In order to make the above planning decisions, the independent auditor will gather information to inform themselves of the nature of the organization’s operations, its industry, commercial environment, and management teams aiming to identify the risks that might lead to material misstatements in the financial statements.
In addition, the audit team is likely to request preliminary financial reports to determine the amount, depth, and breadth of work required for the audit, while identifying higher risk areas that require more of the Independent Auditor’s attention during the course of the audit field work.
Audit Strategy Formation
After the major risk areas have been identified, the auditor will develop an overall audit strategy, including a detailed audit plan in response to the risks discovered in the assessment. The strategy includes the timing and nature of testing procedures, degree of reliance on the organization’s internal controls, and assignment of tasks to members of the audit team.
Collection of Evidence
The next stage of the audit is typically completed at the office of the client, and is usually referred to as “fieldwork”. During this stage, the auditor will gather evidence to assess whether financial processes are functioning as expected and also to verify the validity of transactions in the organization’s accounting system.
This audit evidence is collected by the independent auditor through two means of audit testing;
- Substansive testing – which generally includes a combination of;
- physically observing inventories
- verifying records that support balances
- interviewing third parties and confirming transactions
- verifying calculations of financial statement figures
- Controls testing – which generally includes the review of systems of internal control that aid in the efficient monitoring of such processes as the authorisation of transactions, division of managerial and administrative responsibilities, and account reconciliation.
Once the auditor has gathered sufficient evidence to reach a conclusion on the fairness of the financial statements, an audit report is drafted with the corresponding audit opinion.

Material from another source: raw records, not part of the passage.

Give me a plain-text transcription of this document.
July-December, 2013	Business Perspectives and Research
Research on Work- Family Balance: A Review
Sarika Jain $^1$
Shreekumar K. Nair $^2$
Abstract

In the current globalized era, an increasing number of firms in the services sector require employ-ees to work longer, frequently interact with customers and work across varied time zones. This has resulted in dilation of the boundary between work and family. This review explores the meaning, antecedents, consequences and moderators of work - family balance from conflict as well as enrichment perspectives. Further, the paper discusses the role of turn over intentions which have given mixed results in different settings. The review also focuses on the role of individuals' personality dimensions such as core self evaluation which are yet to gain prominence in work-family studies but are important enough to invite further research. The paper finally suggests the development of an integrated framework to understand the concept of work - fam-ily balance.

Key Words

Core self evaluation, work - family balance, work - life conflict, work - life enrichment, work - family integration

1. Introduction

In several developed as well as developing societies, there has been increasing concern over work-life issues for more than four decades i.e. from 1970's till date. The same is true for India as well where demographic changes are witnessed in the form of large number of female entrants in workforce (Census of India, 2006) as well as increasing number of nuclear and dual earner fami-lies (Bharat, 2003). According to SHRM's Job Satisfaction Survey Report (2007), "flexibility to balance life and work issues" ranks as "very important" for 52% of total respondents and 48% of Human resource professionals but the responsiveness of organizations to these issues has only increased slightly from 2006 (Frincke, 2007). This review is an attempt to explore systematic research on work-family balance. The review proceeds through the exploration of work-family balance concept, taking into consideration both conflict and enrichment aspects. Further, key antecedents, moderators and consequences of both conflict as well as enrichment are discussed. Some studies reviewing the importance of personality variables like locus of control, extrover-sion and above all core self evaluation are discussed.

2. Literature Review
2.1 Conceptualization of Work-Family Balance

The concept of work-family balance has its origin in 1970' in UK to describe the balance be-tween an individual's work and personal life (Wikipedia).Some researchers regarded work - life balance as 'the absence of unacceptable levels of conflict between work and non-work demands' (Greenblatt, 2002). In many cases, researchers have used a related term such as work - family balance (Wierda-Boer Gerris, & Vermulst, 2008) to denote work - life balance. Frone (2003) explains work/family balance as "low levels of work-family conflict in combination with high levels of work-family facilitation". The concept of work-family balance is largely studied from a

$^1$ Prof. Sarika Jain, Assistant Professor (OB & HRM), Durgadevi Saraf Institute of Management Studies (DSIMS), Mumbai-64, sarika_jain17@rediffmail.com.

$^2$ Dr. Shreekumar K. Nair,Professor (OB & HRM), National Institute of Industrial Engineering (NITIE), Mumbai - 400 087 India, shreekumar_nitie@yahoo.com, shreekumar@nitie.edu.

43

It is important to realize that an audit is not simply about verifying figures on the financial statements; it involves a continuous interaction between the client organization and the independent auditor before, during, and after the process of completing a financial statement audit.
The result provides value-added insight to the organization through the provision of professional advice to decision makers in areas where management can improve internal processes or controls. This, along with satisfying their stakeholders’ need for reliable, comparable and timely information helps make the organization more efficient in their operations and accurate in their reporting.